Iosif Vissarionovich Dzhugashvili (1878-1953)
All that’s to say that Stalin’s cult of personality was so powerful that it translates across a century and into the head of a half-robot. More seriously, Stalin was so powerful and feared that I read one quarter of Russians would vote for him were he running for office today. Russian leaders are usually strong men, and Stalin outdid many of them. Someone once asked Khrushchev why he didn’t do anything to stop Stalin’s brutality. Khrushchev snapped and shouted, “Who said that?!” The room went silent. Khrushchev then asked, “Nobody? Well, now you know why.” Stalin’s power was validated by the millions of people who feared him.

Which does not mean, however, that power only survives insofar as it’s feared. In Lewis’s Last Battle, an ape heretically claims that Tash is Aslan and Aslan is Tash. Excuse the length of this block quote, but it’s a really good example of how fearless opposition to power does not necessarily undo it:
Up till now the King and Jewel had said nothing: they were waiting until the Ape should bid them speak, for they thought it was no use interrupting. But now, as Tirian looked round on the miserable faces of the Narnians, and saw how they would all believe that Aslan and Tash were one and the same, he could bear it no longer.

“Ape,” he cried with a great voice, “you lie damnably. You lie like a Calormene. You lie like an Ape.” 
He meant to go on and ask how the terrible god Tash who fed on the blood of his people could possibly be the same as the good Lion by whose blood all Narnia was saved. If he had been allowed to speak, the rule of the Ape might have ended that day; the Beasts might have seen the truth and thrown the Ape down. But before he could say another word two Calormenes struck him in the mouth with all their force, and a third, from behind, kicked his feet from under him. And as he fell, the Ape squealed in rage and terror.

“Take him away. Take him away. Take him where he cannot hear us, nor we hear him. There tie him to a tree. I will - I mean, Aslan will - do justice on him later.”
King Tirian fearlessly opposed this newly powerful ape, and the ape captured, bound and killed him. I realize that power ultimately loses the Last Battle, but fearless opposition thereto resulted in immediate and real consequences. Similarly, hostage-takers are unimpressed with heroes and usually kill them.

On that hopeful note, I affirm that in other circumstances fearless opposition can undo power. But whether it’s V detonating Parliament and killing those fictional British despots or Éowyn declaring she is no man and slaying the Witch-king of Angmar, fearlessness tends to magnify whoever expresses it. V is made a relatable character and not a frightening Übermensch by his love for Natalie Portman and troubled past. The only reason we don’t fear Éowyn will install herself as a tyrannical Queen of Rohan is because she is so meek.

The best example of fearlessness undoing power and then undoing itself comes from Beowulf, namely, in the person of Beowulf. Though he sailed to foreign shores and slew Grendel and his mother, he ultimately trusted too much in his own power and was slain by a dragon in his own kingdom. He didn’t even slay the dragon himself; Wiglaf had to aid him.

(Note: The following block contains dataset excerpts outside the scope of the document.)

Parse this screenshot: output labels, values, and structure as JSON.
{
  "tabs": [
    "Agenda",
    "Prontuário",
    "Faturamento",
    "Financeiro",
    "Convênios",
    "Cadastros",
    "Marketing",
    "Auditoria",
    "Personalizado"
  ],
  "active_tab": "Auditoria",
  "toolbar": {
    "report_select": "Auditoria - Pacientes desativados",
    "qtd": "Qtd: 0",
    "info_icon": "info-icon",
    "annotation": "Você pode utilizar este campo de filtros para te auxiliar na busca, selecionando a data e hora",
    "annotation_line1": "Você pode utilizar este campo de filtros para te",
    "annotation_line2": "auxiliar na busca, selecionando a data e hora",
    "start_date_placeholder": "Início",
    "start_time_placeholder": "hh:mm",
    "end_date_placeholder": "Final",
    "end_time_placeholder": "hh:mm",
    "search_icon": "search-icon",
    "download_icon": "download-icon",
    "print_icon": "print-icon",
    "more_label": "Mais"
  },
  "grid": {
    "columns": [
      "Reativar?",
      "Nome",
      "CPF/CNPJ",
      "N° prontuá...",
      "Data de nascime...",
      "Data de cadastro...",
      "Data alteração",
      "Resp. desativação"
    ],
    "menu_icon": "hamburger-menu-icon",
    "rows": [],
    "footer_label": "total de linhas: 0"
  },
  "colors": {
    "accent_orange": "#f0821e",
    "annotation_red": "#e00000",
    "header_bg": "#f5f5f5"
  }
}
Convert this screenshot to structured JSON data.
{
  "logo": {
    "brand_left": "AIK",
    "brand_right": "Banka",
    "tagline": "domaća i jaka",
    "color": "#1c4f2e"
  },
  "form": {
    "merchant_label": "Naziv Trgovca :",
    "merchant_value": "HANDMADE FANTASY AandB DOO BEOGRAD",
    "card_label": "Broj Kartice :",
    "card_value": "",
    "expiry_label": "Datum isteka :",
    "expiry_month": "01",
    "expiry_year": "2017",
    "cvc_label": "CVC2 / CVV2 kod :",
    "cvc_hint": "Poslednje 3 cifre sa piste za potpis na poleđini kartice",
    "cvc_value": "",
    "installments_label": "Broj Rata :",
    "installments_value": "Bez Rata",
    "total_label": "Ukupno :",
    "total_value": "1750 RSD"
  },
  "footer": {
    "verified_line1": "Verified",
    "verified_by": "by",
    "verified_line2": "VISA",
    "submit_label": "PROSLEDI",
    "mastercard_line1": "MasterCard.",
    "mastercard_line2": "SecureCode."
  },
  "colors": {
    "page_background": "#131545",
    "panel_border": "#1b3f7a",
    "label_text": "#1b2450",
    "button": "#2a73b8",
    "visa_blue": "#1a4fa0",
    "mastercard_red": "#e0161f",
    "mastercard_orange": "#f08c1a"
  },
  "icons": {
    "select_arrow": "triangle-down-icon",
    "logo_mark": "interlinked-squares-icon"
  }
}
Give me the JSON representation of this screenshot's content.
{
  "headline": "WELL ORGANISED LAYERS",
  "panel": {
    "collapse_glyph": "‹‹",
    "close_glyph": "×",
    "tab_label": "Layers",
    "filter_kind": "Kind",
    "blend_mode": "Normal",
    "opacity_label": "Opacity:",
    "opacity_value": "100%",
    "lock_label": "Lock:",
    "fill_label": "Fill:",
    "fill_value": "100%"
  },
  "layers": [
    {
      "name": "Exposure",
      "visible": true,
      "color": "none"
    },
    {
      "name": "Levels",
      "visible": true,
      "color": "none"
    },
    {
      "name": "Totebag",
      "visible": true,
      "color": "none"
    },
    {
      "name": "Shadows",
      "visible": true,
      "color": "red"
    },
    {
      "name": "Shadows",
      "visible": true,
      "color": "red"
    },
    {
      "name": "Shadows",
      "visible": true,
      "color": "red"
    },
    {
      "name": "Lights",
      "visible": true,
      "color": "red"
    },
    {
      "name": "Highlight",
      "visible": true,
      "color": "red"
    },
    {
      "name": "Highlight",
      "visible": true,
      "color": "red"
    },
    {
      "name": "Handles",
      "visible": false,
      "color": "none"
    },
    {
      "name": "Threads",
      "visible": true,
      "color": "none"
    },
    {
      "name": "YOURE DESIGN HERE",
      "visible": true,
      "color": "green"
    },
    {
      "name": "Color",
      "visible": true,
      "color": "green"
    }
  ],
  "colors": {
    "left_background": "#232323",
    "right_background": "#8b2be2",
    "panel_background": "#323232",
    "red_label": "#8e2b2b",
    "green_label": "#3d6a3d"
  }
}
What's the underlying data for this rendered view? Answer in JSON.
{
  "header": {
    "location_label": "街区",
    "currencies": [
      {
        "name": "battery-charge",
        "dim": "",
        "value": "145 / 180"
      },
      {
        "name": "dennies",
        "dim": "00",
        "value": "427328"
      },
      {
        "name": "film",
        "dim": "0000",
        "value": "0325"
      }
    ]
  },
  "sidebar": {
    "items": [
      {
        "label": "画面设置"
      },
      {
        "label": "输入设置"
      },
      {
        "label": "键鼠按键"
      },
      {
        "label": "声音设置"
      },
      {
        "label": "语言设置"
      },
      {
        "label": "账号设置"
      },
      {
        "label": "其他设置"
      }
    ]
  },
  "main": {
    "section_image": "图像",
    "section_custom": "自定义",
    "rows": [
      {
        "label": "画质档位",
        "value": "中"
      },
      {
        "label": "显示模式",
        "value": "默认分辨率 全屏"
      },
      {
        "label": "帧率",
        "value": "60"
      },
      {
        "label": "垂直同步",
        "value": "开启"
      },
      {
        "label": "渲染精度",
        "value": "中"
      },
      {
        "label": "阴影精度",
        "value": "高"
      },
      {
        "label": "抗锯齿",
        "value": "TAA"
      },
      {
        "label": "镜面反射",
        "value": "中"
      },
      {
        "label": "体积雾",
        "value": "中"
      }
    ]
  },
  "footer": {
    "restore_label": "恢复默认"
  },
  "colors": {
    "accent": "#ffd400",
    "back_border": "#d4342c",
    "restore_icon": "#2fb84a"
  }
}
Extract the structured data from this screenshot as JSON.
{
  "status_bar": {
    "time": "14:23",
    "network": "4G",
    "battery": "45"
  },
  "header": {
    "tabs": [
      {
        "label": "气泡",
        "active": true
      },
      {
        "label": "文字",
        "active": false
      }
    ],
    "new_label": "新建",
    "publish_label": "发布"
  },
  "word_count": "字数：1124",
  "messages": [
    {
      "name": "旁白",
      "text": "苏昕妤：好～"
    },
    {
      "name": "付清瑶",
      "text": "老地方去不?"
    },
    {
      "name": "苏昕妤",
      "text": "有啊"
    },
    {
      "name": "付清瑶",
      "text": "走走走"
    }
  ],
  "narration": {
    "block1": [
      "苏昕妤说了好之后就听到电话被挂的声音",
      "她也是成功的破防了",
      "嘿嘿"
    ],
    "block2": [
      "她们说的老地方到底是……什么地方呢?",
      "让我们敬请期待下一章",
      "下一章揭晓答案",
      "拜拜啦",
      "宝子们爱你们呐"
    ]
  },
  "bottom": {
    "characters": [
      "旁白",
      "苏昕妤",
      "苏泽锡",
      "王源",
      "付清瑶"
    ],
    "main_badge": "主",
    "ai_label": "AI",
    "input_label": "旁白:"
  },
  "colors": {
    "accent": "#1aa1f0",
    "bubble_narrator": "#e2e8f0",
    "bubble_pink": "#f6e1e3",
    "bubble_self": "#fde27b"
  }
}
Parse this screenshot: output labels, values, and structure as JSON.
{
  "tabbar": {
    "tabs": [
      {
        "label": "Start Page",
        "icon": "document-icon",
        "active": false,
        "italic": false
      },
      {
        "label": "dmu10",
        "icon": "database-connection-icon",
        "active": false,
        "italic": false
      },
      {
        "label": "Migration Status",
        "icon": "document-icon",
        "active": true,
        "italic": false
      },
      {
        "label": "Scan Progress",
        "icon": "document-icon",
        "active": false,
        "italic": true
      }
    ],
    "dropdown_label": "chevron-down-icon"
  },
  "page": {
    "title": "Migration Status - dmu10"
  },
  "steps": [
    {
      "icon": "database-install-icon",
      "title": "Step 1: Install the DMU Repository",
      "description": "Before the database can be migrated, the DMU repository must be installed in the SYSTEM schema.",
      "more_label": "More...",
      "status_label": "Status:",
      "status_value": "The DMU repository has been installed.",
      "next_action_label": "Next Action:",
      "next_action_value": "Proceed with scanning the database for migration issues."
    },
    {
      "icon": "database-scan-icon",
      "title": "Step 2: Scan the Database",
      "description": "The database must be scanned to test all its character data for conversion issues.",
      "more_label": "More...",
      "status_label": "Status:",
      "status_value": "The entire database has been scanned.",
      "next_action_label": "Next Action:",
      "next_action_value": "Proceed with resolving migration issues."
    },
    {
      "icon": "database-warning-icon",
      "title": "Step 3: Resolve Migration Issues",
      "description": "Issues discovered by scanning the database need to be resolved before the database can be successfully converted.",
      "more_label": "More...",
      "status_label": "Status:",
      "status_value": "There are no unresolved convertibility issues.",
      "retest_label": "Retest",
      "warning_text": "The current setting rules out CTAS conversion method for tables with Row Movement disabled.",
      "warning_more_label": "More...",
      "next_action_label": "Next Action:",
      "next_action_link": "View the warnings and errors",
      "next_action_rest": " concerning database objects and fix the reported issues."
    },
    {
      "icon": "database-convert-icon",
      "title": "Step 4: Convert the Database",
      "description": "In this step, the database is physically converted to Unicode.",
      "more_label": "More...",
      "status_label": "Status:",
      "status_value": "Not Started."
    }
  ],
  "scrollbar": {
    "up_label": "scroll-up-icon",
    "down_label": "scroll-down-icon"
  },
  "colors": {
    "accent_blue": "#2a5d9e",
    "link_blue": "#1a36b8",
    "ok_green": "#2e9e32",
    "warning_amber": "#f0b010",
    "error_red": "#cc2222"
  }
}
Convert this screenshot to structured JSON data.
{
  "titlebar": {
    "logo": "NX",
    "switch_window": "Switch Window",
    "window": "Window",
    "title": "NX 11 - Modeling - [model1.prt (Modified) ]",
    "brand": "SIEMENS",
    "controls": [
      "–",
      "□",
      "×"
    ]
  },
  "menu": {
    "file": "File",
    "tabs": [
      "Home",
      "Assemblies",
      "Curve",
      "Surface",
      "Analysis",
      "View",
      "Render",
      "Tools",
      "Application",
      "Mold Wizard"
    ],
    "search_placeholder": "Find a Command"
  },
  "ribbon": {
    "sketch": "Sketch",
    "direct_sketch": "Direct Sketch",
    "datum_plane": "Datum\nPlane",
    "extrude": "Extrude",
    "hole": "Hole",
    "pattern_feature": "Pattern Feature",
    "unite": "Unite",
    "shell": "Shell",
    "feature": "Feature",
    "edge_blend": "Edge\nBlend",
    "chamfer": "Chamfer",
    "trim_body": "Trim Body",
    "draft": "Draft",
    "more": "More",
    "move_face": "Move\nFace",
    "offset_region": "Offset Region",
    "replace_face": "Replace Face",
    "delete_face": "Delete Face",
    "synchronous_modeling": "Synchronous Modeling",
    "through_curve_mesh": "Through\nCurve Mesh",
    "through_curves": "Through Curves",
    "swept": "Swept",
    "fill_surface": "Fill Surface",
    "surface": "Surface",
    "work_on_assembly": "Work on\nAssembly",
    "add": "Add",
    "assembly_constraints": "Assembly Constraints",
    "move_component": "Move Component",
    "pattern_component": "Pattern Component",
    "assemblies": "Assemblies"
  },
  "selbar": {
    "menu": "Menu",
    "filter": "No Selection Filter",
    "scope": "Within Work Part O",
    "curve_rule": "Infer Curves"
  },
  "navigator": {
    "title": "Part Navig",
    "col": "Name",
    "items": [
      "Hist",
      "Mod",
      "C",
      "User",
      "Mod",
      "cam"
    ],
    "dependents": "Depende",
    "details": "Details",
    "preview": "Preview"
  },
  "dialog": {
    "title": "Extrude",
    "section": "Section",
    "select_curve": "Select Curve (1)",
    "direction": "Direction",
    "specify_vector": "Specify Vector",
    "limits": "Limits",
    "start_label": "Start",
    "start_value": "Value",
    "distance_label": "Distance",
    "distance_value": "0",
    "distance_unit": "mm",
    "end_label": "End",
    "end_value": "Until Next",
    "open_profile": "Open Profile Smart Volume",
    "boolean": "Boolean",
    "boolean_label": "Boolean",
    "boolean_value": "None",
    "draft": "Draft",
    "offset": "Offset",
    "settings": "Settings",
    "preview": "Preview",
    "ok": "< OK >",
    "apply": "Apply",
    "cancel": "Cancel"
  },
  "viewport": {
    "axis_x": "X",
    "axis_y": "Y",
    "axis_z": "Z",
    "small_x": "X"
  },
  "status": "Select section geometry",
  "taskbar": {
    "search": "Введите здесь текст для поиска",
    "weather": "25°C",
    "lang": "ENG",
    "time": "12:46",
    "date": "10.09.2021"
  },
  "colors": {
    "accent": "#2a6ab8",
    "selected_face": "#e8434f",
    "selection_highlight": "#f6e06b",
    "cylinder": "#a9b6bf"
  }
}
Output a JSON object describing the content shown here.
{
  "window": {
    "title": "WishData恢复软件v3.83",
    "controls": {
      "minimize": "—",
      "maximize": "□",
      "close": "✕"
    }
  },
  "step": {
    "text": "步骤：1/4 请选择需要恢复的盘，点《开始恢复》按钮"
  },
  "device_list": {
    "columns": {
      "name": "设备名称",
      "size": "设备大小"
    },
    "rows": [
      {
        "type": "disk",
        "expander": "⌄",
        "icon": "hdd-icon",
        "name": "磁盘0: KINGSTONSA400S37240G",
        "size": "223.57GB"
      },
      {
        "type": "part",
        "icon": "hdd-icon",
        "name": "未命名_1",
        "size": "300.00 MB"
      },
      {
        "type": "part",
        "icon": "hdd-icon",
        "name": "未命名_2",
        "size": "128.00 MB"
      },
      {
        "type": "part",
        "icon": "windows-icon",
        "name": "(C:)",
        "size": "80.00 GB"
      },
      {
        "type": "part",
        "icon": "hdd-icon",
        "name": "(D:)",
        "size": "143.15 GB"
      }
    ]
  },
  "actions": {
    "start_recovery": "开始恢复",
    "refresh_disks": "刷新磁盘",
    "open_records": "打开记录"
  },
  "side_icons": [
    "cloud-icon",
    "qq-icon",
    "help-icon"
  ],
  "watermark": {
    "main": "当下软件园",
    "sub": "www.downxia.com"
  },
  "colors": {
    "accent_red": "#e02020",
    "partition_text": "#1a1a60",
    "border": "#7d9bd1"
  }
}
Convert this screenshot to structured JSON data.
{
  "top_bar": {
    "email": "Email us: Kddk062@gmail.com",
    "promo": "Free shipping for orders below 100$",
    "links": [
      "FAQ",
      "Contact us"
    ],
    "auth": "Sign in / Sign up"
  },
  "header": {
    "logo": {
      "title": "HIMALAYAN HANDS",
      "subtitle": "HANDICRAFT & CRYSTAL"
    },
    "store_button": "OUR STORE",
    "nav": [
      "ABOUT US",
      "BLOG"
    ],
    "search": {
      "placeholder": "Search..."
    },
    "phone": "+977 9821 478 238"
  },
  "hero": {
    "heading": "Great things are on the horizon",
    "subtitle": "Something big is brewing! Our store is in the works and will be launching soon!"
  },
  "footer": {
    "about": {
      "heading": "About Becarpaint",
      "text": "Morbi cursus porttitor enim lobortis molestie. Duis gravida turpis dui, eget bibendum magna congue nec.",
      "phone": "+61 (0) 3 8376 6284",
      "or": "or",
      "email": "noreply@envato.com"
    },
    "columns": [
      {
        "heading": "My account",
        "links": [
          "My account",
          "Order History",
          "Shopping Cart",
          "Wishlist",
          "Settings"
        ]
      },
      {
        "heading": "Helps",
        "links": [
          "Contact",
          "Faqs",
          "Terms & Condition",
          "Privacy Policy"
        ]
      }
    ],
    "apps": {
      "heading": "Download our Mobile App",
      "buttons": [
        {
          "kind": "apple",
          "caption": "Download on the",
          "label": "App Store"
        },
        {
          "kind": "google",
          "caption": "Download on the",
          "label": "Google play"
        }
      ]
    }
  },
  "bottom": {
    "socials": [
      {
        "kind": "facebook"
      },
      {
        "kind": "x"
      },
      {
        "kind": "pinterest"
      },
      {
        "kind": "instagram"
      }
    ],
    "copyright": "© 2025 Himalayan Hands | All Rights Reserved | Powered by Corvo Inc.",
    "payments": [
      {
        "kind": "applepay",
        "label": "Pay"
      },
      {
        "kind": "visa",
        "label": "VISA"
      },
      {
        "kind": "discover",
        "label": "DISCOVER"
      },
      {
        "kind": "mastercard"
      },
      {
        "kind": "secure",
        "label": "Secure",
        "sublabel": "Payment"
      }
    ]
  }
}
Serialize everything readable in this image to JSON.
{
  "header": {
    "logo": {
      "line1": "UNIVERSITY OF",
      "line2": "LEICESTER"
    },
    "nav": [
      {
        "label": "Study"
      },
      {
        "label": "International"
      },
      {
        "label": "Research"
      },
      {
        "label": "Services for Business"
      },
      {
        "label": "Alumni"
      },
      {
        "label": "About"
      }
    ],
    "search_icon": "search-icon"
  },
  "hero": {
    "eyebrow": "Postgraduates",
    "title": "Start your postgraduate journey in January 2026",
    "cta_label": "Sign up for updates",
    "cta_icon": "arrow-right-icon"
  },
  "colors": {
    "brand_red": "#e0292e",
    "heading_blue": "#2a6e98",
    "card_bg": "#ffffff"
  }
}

Only Led Zeppelin would make a song about immigrants a song about Vikings.

So what am I saying? Fright can make might, might can crush fight, and proud fight can crush itself. And yes, it is pretty metal to live in a world of just fear and power, winning and losing by strength and confidence alone. But there are other, totally irrational ethics. I need a four-letter word that rhymes with shove.